その意味は「人に養生を勧めながらも、自分のことはいい加減な医者の態度」、または「理屈をわかっていて他人には言うものの、自分は実行しない態度」です。
類語②「髪結い髪結わず(かみゆいかみゆわず)」
「髪結いの乱れ髪」という同義のことわざもありますが、「髪結い髪結わず」とは、髪結いは人の髪を結ってばかりで、自分の髪を結う時間がない、自分のことにまで手が回らないという意味のことわざです。
類語③「易者の身の上知らず(えきしゃのみのうえしらず)」
易者とは占い師のことで、「易者の身の上知らず」とは易者は他人の身の上ばかり占っているものの、自分の身の上のことはわからないという意味のことわざです。
「紺屋の白袴」の英語表現とは?
「紺屋の白袴」の英訳
「紺屋」とは「染物師」のことなので英語では「dyer」です。
「白袴」の「袴」は日本の文化なのでそのまま「Hakama」とするか、説明的に「long pleated culotte-like Japanese trousers」(長いプリーツ状の日本のズボン)のように訳されます。これに「白」の意味である「white」をつけます。
「紺屋の白袴」を直訳すると「white long pleated culotte-like Japanese trousers of dyer」となります。
英語で「紺屋の白袴」と似ていることわざ
「紺屋の白袴」と同じ意味の英語のことわざもいくつかあります。英語圏にも、自分の仕事が忙しく自分のことにまで手が回らない職業がいろいろとあるようです。

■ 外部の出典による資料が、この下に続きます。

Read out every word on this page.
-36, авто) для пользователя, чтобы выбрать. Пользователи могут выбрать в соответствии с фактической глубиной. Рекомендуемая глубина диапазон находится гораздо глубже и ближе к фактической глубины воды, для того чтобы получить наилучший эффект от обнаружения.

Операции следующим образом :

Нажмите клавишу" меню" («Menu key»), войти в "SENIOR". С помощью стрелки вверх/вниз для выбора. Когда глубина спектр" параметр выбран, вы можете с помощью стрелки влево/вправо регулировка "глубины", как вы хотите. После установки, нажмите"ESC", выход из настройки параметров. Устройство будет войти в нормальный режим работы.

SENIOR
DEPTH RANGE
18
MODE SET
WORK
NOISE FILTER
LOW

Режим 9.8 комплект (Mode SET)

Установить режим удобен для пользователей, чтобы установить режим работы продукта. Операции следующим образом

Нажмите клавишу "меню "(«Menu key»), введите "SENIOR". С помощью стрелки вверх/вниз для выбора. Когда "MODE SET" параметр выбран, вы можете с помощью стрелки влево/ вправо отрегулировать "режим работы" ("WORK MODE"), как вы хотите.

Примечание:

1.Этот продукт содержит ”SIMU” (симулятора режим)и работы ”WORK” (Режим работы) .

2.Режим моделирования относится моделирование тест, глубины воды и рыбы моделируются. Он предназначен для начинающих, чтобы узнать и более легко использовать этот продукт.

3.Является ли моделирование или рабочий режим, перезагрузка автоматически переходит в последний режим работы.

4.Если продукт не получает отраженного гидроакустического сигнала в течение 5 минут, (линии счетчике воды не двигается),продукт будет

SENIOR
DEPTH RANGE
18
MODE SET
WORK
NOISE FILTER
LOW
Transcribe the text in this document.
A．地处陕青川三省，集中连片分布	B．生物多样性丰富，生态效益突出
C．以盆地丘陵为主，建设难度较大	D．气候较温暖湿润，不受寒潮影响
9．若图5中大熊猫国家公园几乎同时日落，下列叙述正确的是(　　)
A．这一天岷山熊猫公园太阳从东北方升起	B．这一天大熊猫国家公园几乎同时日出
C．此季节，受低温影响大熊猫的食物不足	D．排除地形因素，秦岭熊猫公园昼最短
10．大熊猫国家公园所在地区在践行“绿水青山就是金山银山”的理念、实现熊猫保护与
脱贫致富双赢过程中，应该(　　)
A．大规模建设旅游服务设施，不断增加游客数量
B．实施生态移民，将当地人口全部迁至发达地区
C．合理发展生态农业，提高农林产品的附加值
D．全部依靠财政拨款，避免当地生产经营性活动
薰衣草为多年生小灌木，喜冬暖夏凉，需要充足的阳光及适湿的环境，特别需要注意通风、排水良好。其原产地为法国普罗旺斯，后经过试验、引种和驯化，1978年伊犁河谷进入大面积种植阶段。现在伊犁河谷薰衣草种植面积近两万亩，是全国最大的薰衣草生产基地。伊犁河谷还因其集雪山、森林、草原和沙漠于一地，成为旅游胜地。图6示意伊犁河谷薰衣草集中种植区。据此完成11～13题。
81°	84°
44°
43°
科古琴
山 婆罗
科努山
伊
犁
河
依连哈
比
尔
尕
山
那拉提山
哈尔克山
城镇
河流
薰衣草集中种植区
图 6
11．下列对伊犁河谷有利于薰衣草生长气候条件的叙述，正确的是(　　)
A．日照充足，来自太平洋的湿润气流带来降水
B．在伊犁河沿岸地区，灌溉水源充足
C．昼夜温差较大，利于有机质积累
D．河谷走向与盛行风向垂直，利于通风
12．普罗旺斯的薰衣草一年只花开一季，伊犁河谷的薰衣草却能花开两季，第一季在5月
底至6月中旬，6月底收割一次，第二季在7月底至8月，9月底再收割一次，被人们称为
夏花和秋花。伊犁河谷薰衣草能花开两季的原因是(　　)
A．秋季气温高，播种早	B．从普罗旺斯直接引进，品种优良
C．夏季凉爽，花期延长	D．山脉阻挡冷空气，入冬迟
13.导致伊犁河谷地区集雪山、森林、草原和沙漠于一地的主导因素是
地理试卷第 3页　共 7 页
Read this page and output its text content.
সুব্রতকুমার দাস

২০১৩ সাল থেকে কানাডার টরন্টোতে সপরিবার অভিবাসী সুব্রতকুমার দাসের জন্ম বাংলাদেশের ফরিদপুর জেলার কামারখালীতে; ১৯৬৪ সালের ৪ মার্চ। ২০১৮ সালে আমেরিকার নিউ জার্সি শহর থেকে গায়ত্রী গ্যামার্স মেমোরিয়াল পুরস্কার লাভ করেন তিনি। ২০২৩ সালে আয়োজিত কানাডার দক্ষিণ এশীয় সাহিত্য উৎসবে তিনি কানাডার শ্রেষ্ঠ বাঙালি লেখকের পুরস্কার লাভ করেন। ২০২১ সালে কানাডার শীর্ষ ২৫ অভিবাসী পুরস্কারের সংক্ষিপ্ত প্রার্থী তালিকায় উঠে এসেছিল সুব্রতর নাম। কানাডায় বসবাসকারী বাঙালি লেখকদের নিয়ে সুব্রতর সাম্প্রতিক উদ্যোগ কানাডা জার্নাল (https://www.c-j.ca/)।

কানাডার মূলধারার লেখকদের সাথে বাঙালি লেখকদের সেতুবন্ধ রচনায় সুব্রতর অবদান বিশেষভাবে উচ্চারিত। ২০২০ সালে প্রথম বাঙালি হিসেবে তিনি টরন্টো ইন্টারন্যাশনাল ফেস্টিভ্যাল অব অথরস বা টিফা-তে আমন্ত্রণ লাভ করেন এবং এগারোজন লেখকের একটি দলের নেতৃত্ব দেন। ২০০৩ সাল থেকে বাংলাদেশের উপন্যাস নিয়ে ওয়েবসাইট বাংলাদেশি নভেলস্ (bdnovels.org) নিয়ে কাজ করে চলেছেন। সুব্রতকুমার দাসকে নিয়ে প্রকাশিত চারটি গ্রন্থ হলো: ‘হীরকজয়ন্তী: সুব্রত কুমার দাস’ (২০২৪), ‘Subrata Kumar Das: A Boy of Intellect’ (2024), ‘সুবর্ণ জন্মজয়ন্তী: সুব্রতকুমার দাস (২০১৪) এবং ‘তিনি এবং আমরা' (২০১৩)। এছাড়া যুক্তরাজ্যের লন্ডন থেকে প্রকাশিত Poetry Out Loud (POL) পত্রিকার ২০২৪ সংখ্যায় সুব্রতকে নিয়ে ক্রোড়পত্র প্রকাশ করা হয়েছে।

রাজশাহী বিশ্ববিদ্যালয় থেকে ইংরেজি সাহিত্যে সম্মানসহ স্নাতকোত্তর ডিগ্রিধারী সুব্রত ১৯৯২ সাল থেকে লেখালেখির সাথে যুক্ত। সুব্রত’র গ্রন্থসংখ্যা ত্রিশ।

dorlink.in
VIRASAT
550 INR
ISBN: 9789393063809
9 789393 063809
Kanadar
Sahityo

- ”The tailor’s wife is worst clad.”
「仕立て屋の妻はひどい」 - “The shoemaker’s children go barefoot.”
「靴屋の子供たちははだしで歩く」 - “The dyer wears white.”
「染物師は白い服を着る」 - “Specialists often fail to apply their skills to themselves.”
「専門家はよく持っている知識を自分たちに使わない」
まとめ
「人の世話で忙しく、自分のことをする暇がない」という意味の「紺屋の白袴」ですが、紺屋が白袴をはいていたのには、実は職人の誇りであったとも言われています。
染料を扱う職人が白い袴をはきながらも自分の袴に一滴もの染料を落とさずに仕事ができれば、それほどに技術が高いことを証明することになります。つまり染物屋が白袴をはいていたのは、職人気質の表れだったとも言われています。
「紺屋の白袴」は「他人の世話ばかりに忙しく、自分のためにかける暇がない」という意味のことわざです。「紺屋の白袴のようだ」のように、たとえとしてこのことわざを使います。